Guiné > Região de Tombali > Guileje > CART 1613 (1967/68) > 1967 > Aspeto geral do quartel. Messe e quartos dos sargentos com cozinha ao fundo.


Guiné > Região de Tombali > Guileje > CART 1613 (1967/68) > 1967 >  Em primeiro plano, o Zé neto; ao fundo a parada do quartel.


Guiné > Região de Tombali > Guileje > CART 1613 (1967/68) > 1967 >  Construção de abrigos (ainda com troncos de palmeira...).


Fotos: © José Neto (2005) / Blogue Luís Graça & Camaradas da Guiné. Todos os direitos reservados.


Parte II  - Transferência para Guileje [, em rendição da CCAÇ 1477]

Nos primeiros dias de Julho de 1967 recebemos ordem para marchar para Guileje, a fim de rendermos a CCAÇ 1477. Nas conversas do Café Bento, em Bissau, apelidado de 5ª repartição por ser ali que se sabiam todos os acontecimentos ocorridos na Província, o nome de Guileje era citado frequentemente como uma região onde havia porrada da grossa.

As contingências da sorte ditaram que a CART 1613 fosse verificar in loco a veracidade das informações veiculadas na dita repartição. Carregando apenas o armamento individual e o meu caixote da papelada,  deslocámo-nos para Buba onde embarcámos numa das barcaças civis Correias com destino a Gadamael Porto. Dali fizemos, em coluna auto, os dezassete quilómetros mais compridos do planeta até à tabanca fortificada que ia ser o nosso lar durante cerca de um ano.

No dia 19 de Agosto, ao fim da tarde, fomos delirantemente recebidos pelo pessoal da companhia que íamos render. A tradição de pregar uns sustos aos maçaricos (o que não era bem o caso) foi terrível, de muito mau gosto e até propício a qualquer acidente. Quando se fechou a noite o gerador eléctrico não funcionou porque, dizia o velhinho, estava avariado. Desde tomar a 3ª refeição à luz de archotes e fogueiras até andar pela tabanca aos tropeções e escorregadelas nas valas e entradas de abrigos, de tudo sucedeu.

Perante a nossa insistência em ir verificar o estado do gerador, o cabo que lidava com ele lá condescendeu em deixar-nos dar uma olhadela no trambolho instalado numa cabine de alvenaria semi-enterrada. Não foi preciso muito tempo para o Furriel Baroeth, o nosso mecânico, descobrir que o tirante de descompressão do motor Diesel estava bloqueado propositadamente.
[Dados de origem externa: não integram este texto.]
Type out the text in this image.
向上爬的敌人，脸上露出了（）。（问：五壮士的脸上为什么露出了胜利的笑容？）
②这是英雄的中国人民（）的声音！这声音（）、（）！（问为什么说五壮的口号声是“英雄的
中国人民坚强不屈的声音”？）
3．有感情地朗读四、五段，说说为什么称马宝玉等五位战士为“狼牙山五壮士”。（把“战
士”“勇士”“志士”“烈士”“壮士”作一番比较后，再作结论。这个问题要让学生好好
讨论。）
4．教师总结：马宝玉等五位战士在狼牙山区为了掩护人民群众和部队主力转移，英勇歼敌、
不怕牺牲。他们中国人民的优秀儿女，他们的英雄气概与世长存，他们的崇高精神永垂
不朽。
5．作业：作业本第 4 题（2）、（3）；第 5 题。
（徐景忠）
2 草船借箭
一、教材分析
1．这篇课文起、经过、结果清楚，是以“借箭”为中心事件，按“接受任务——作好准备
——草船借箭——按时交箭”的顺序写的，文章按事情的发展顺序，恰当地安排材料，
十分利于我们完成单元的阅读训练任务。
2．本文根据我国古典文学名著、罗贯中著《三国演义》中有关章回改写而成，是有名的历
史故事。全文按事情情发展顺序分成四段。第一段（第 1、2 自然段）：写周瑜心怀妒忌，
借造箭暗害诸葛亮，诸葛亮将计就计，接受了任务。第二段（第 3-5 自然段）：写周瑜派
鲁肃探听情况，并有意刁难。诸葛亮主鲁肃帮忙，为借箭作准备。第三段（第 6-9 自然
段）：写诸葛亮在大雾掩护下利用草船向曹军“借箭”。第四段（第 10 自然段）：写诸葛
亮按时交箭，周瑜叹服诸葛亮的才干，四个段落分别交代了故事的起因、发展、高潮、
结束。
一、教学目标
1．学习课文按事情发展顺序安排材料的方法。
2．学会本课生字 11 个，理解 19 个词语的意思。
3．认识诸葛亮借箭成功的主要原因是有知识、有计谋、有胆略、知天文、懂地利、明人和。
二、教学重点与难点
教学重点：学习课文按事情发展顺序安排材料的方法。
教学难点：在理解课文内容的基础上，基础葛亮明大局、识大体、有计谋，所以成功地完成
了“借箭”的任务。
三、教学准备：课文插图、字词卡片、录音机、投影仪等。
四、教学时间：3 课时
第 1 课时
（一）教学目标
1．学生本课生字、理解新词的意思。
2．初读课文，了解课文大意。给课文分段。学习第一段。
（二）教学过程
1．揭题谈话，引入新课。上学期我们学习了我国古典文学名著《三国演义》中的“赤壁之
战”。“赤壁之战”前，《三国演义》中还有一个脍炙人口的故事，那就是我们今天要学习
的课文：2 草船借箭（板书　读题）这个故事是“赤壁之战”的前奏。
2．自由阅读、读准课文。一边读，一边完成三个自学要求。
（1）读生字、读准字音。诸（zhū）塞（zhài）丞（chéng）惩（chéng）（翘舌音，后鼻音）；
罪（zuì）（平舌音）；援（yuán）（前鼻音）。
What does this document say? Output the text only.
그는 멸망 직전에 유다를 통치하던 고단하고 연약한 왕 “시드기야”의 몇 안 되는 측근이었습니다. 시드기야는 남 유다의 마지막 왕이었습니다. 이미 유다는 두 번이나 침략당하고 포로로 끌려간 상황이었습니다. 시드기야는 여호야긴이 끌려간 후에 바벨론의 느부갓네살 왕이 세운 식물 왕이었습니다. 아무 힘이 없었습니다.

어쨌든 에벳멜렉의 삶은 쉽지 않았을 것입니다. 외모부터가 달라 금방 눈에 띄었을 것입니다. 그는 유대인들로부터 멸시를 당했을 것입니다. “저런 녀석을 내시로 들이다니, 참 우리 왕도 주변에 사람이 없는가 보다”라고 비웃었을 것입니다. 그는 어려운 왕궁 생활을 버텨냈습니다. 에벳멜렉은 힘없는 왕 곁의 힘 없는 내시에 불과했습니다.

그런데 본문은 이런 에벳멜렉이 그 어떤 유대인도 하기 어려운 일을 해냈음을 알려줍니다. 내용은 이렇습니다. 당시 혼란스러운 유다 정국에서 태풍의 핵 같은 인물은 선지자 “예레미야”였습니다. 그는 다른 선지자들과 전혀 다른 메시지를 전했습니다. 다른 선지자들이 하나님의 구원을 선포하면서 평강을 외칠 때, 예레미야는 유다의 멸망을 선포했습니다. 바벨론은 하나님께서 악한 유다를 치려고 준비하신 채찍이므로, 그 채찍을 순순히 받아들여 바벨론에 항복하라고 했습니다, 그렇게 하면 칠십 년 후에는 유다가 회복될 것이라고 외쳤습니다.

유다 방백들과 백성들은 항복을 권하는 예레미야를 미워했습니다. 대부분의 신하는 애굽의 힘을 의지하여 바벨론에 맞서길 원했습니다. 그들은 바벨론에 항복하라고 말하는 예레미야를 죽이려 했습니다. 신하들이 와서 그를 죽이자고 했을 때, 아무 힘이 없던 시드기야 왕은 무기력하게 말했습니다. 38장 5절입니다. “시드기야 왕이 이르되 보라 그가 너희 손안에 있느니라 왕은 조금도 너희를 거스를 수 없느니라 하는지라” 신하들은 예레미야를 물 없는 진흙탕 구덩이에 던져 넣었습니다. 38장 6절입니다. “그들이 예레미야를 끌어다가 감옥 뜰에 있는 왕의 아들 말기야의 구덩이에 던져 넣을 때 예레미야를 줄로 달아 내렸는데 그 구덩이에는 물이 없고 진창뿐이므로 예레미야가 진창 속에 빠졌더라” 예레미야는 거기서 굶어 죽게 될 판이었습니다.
Por mais que dessem à manivela, nos cilindros não havia compressão, pois as válvulas de escape mantinham-se abertas. Era assim que se parava o motor. Depois de retirado o taco de madeira sabotador, com prenúncios de agressões ao engraçadinho, duas maniveladas chegaram para as luzes se acenderem, mas isto já perto da meia-noite.

Como não havia sobreposição, a CCAÇ 1477 ia embarcar na barcaça que nos trouxera, pelo que no dia seguinte foi a lufa-lufa das entregas e recepções de materiais, não sem alguns barretes a que já estávamos habituados e que contávamos vir a enfiar um ano depois a quem nos substituísse… A lei da vida obrigava-nos a estes truques. O barrete maior era que, como não apareceu ninguém em Colibuia e Cumbijã (1) para receber os nossos materiais, a minha companhia passou a ter a responsabilidade de duas cargas completas.

Em Colibuia ficou uma secção com o 2º Sargento S... a tomar conta dos tarecos amontoados nas arrecadações improvisadas. O mais problemático era o depósito de géneros alimentícios, cujos produtos estavam sujeitos a deterioração, como é compreensível.

Por mais notas que mandássemos para a sede do Batalhão, e até para a delegação da Manutenção Militar de Bissau, ninguém tomava uma atitude. Irrisoriamente, o comandante do batalhão sugeriu, via rádio, que vendêssemos os géneros às populações. Está-se mesmo a ver os nativos, muçulmanos, a comprar-nos latas de chouriço, barricas de carne de porco em salmoura, barris de vinho tinto e outras delícias da nossa da nossa bárbara dieta!!!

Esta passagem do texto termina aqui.